UNITED STATES, Appellee v RAYMOND L. PACE, Seaman, U. S. Navy, Appellant
    11 USCMA 482, 29 CMR 298
    No. 13,841
    Decided May 13, 1960
    
      
      Commander John P. Gibbons, USN, was on the brief for Appellant, Accused.
    
      Major Elvin E. Coon, Jr., USMC, was on the brief for Appellee, United States.
   Opinion of the Court

Robert E. Quinn, Chief Judge:

The issue in this case is the same as that in United States v Green, 11 USCMA 478, 29 CMR 294, decided this date. For the reasons there stated, the decision of the board of review is reversed and the sentence is set aside. The record of trial is returned to The Judge Advocate General of the Navy for submission to the board of review for reassessment of the sentence. See United States v Eschmann, 11 USCMA 64, 28 CMR 288.

Judge Ferguson concurs.

Latimer, Judge

(dissenting):

I dissent.

Although the president of this special court-martial mentioned the authorized punishment for accused’s crime under the Table of Maximum Punishments, he expressly instructed that the maximum penalty imposable by a special court-martial was bad-conduct discharge, partial forfeitures, and confinement for six months.

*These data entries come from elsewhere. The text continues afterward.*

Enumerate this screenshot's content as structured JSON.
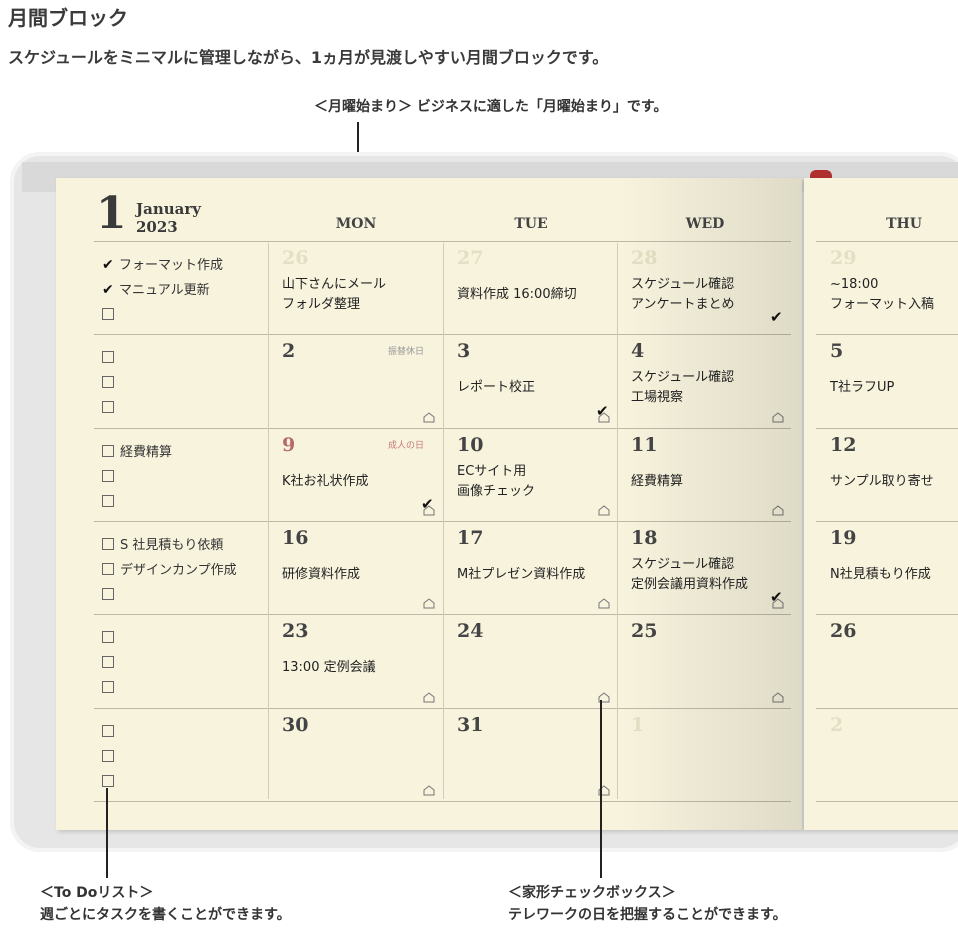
{
  "header": {
    "title": "月間ブロック",
    "description": "スケジュールをミニマルに管理しながら、1ヵ月が見渡しやすい月間ブロックです。"
  },
  "annotations": {
    "monday_start": "＜月曜始まり＞ ビジネスに適した「月曜始まり」です。",
    "todo_title": "＜To Doリスト＞",
    "todo_text": "週ごとにタスクを書くことができます。",
    "house_title": "＜家形チェックボックス＞",
    "house_text": "テレワークの日を把握することができます。"
  },
  "planner": {
    "month_number": "1",
    "month_name": "January",
    "year": "2023",
    "weekdays": [
      "MON",
      "TUE",
      "WED",
      "THU"
    ],
    "todos": [
      [
        {
          "label": "フォーマット作成",
          "checked": true
        },
        {
          "label": "マニュアル更新",
          "checked": true
        },
        {
          "label": "",
          "checked": false
        }
      ],
      [
        {
          "label": "",
          "checked": false
        },
        {
          "label": "",
          "checked": false
        },
        {
          "label": "",
          "checked": false
        }
      ],
      [
        {
          "label": "経費精算",
          "checked": false
        },
        {
          "label": "",
          "checked": false
        },
        {
          "label": "",
          "checked": false
        }
      ],
      [
        {
          "label": "S 社見積もり依頼",
          "checked": false
        },
        {
          "label": "デザインカンプ作成",
          "checked": false
        },
        {
          "label": "",
          "checked": false
        }
      ],
      [
        {
          "label": "",
          "checked": false
        },
        {
          "label": "",
          "checked": false
        },
        {
          "label": "",
          "checked": false
        }
      ],
      [
        {
          "label": "",
          "checked": false
        },
        {
          "label": "",
          "checked": false
        },
        {
          "label": "",
          "checked": false
        }
      ]
    ],
    "weeks": [
      [
        {
          "day": "26",
          "faded": true,
          "notes": [
            "山下さんにメール",
            "フォルダ整理"
          ],
          "house": false,
          "tick": false
        },
        {
          "day": "27",
          "faded": true,
          "notes": [
            "資料作成 16:00締切"
          ],
          "house": false,
          "tick": false
        },
        {
          "day": "28",
          "faded": true,
          "notes": [
            "スケジュール確認",
            "アンケートまとめ"
          ],
          "house": false,
          "tick": true
        },
        {
          "day": "29",
          "faded": true,
          "notes": [
            "~18:00",
            "フォーマット入稿"
          ],
          "house": false,
          "tick": false
        }
      ],
      [
        {
          "day": "2",
          "holiday_name": "振替休日",
          "notes": [],
          "house": true,
          "tick": false
        },
        {
          "day": "3",
          "notes": [
            "レポート校正"
          ],
          "house": true,
          "tick": true
        },
        {
          "day": "4",
          "notes": [
            "スケジュール確認",
            "工場視察"
          ],
          "house": true,
          "tick": false
        },
        {
          "day": "5",
          "notes": [
            "T社ラフUP"
          ],
          "house": false,
          "tick": false
        }
      ],
      [
        {
          "day": "9",
          "holiday": true,
          "holiday_name": "成人の日",
          "notes": [
            "K社お礼状作成"
          ],
          "house": true,
          "tick": true
        },
        {
          "day": "10",
          "notes": [
            "ECサイト用",
            "画像チェック"
          ],
          "house": true,
          "tick": false
        },
        {
          "day": "11",
          "notes": [
            "経費精算"
          ],
          "house": true,
          "tick": false
        },
        {
          "day": "12",
          "notes": [
            "サンプル取り寄せ"
          ],
          "house": false,
          "tick": false
        }
      ],
      [
        {
          "day": "16",
          "notes": [
            "研修資料作成"
          ],
          "house": true,
          "tick": false
        },
        {
          "day": "17",
          "notes": [
            "M社プレゼン資料作成"
          ],
          "house": true,
          "tick": false
        },
        {
          "day": "18",
          "notes": [
            "スケジュール確認",
            "定例会議用資料作成"
          ],
          "house": true,
          "tick": true
        },
        {
          "day": "19",
          "notes": [
            "N社見積もり作成"
          ],
          "house": false,
          "tick": false
        }
      ],
      [
        {
          "day": "23",
          "notes": [
            "13:00 定例会議"
          ],
          "house": true,
          "tick": false
        },
        {
          "day": "24",
          "notes": [],
          "house": true,
          "tick": false
        },
        {
          "day": "25",
          "notes": [],
          "house": true,
          "tick": false
        },
        {
          "day": "26",
          "notes": [],
          "house": false,
          "tick": false
        }
      ],
      [
        {
          "day": "30",
          "notes": [],
          "house": true,
          "tick": false
        },
        {
          "day": "31",
          "notes": [],
          "house": true,
          "tick": false
        },
        {
          "day": "1",
          "faded": true,
          "notes": [],
          "house": false,
          "tick": false
        },
        {
          "day": "2",
          "faded": true,
          "notes": [],
          "house": false,
          "tick": false
        }
      ]
    ]
  }
}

Further, the court members were specifically charged that they and they alone shouldered the responsibility for determining an appropriate sentence within those limits. That they properly performed their duties is implicit in the sentence for the punishment imposed was well below the maximum of the special court. Accordingly, and for the reasons I set forth in my dissenting opinion in United States v Green, 11 USCMA 478, 29 CMR 294, this day decided, I am unable to find any error prejudicial to this accused. In my view, the court-martial did not utilize an innocent standard in assessing punishment, nor were they in any fashion improperly pressured into adjudging a harsh sentence.

I would affirm the decision of the board of review.